I started looking for some cool projects to apply for GSoC, eventually, after going through some which were involved in the web development side, I finally got to know about the MetaBrainz Foundation, and it was already pretty late (around 2½ weeks before the proposal deadline), most of my fellow GSoCers were already in good rapport with the community by then. After looking through the project ideas, I wanted to do my project on CritiqueBrainz, but later I found out that it’s not considered for this year. In the end, I liked the concept of SpamBrainz and how it involves a good combination (Deep Learning and Web Development) of technologies. After browsing through the project I understood what I could and tried to make some changes to the codebase and was successfully able to run the model and add some documentation.

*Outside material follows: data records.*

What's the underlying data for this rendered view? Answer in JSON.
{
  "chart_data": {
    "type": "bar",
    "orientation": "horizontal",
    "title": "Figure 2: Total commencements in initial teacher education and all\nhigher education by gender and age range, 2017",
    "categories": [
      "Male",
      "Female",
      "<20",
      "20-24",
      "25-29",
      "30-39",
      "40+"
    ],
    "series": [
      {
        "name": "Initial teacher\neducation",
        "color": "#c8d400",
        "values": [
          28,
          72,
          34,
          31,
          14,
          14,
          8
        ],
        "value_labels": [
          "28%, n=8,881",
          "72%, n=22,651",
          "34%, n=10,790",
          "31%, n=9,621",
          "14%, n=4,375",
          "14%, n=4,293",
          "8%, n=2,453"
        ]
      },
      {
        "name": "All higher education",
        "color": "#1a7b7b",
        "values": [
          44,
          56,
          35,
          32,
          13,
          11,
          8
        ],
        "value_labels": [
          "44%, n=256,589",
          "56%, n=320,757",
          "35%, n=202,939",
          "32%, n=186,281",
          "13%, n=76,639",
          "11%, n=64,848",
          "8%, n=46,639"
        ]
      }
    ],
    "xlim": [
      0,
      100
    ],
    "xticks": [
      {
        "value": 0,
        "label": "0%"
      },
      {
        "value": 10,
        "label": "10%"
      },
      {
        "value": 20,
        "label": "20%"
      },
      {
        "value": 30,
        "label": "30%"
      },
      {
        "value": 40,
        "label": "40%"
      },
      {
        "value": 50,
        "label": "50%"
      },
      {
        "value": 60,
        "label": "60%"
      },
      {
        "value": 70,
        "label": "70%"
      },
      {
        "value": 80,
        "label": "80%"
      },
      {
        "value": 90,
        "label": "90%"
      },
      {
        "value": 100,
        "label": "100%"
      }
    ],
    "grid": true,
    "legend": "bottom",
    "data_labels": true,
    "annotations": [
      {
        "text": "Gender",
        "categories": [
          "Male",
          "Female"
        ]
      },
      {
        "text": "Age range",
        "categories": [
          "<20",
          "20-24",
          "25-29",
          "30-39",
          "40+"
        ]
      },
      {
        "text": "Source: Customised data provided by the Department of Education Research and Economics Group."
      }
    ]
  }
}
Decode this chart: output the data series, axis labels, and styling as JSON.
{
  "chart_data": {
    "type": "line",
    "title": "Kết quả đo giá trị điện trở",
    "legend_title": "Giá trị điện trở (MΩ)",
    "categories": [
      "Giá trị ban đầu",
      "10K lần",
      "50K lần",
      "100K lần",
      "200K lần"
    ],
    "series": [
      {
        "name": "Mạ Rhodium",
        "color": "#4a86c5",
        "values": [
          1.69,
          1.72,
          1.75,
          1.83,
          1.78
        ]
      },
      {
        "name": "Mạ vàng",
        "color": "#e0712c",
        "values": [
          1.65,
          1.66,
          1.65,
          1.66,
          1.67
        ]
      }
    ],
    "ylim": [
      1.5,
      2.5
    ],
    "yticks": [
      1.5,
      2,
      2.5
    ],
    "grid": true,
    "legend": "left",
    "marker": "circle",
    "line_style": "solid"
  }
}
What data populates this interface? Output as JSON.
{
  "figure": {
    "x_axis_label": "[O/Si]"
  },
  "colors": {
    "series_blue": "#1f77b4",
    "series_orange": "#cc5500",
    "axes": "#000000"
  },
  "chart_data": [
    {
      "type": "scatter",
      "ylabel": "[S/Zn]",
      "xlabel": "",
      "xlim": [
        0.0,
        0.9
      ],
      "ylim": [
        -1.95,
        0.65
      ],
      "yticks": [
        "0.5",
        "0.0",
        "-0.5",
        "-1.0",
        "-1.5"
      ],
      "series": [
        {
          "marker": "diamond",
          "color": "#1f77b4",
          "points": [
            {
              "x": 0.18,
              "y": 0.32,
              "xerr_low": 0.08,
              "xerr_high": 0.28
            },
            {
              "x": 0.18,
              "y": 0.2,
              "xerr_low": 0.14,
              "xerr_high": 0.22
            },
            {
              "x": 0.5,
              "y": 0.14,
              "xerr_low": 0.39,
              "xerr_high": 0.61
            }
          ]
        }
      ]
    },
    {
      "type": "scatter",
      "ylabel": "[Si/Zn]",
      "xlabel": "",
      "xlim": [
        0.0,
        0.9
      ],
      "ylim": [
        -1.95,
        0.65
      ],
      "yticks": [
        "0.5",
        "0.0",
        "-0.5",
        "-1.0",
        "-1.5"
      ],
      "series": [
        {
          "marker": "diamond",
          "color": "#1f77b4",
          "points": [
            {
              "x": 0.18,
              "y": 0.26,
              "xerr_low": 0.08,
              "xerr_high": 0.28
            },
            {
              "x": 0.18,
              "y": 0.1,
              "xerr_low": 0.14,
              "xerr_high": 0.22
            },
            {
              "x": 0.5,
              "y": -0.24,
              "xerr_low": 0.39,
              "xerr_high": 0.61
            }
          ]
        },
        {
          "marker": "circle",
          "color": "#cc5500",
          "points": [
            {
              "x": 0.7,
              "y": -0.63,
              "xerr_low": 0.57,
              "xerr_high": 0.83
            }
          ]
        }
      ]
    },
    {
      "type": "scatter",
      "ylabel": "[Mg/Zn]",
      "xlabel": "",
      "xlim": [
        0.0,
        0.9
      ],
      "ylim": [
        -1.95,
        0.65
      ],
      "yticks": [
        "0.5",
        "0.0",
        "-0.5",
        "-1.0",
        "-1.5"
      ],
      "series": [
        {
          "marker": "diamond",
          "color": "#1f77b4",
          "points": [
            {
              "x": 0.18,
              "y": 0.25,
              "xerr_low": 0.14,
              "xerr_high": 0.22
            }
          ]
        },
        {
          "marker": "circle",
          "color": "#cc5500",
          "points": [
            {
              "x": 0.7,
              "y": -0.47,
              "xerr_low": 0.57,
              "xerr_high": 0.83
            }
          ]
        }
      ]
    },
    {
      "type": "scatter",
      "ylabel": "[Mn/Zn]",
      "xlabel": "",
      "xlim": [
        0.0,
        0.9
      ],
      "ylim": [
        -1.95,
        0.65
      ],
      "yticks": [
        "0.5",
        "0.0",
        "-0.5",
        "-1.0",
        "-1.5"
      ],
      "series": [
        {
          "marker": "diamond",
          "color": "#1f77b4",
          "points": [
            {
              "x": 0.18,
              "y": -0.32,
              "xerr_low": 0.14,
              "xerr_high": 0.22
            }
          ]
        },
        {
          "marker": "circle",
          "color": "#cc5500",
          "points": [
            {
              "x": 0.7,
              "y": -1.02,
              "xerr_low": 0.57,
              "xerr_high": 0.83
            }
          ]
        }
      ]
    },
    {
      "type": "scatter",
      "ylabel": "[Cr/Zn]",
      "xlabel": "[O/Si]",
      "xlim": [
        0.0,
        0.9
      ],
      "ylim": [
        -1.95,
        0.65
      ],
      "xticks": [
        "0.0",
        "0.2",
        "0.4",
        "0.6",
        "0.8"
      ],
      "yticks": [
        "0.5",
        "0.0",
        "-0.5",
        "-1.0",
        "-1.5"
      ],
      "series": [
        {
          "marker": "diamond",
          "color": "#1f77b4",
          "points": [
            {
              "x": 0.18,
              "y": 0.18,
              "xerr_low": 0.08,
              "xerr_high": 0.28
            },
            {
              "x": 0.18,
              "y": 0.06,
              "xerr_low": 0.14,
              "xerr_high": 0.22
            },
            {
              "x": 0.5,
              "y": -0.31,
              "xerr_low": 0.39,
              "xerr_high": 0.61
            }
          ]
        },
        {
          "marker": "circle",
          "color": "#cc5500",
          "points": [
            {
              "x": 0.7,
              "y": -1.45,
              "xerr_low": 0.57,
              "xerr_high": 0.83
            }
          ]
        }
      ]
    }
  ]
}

Finally, I submitted the proposal, which got accepted.

The proposal

My proposal was focused on extending the work done by Leo as part of GSoC 2018. It mainly involved the following:

  • Do the research and implement online learning to:
    • Update the model dynamically as new variations of editor spam accounts appear.
    • Make the model self-sufficient without depending on a particular file or a batch of data.
    • Explore different types of learnings that are applicable to enhance LodBrok and for better performance in production.
  • Complete SpamBrainz API to:
    • Use and update the model with API calls.
    • Connect LodBrok with MusicBrainz Server.
  • Do detailed documentation to make the project more public and involve more contributors

Achievements

LodBrok model improvements

Research for model live update

SpamBrainz API

  • Incorporated the above research in SpamBrainz API, which consists of 2 endpoints, namely:
    • /predict to return classification results by LodBrok for the editor accounts
    • /train to retrain the model with incorrect results sent to SpamNinja respectively
  • After discussing with Leo, I decided to implement the API using Flask and Redis combination. Going with Redis over RabbitMQ for this API is feasible as the API is pretty lightweight and has at most 2 events.
  • Documented the entire API, with internal working, steps to replicate, and images to understand the results obtained.
  • Completed dockerization of SpamBrainz_API for easier integration and testing with MusicBrainz docker.
  • This diagram explains the current workflow of the implemented API:diagram explaining the current workflow of the implemented API

Challenges ahead and future of SpamBrainz

  • The API has to be integrated with MusicBrainz and should undergo more testing with real live data, currently, my focus is on this part.
    • Note: All the work done till now on the model was on dummy data generated by scripts that tend to replicate the real accounts as much as they can be, by taking into account the inputs from Freso, yvanzo, and the analysis done by Leo, without affecting the data privacy policy.
  • To extend online learning to other use cases in MetaBrainz through Transfer Learning and Online Transfer Learning.
  • Also looking forward to writing a research paper about the work done, and eventually publish it in IEEE transactions, as I plan on using SpamBrainz as my final year major project.

Special thanks to…

  • My mentor, YvanZo for being incredibly patient with me, helping me create quality commits, and overall making me a better programmer. Have always learned something new in every interaction with him.
  • LeoVerto, for helping me out whenever stuck and getting me up to date with the project.
  • MetaBrainz Foundation, for creating an open, inclusive, and productive environment to build some amazing stuff.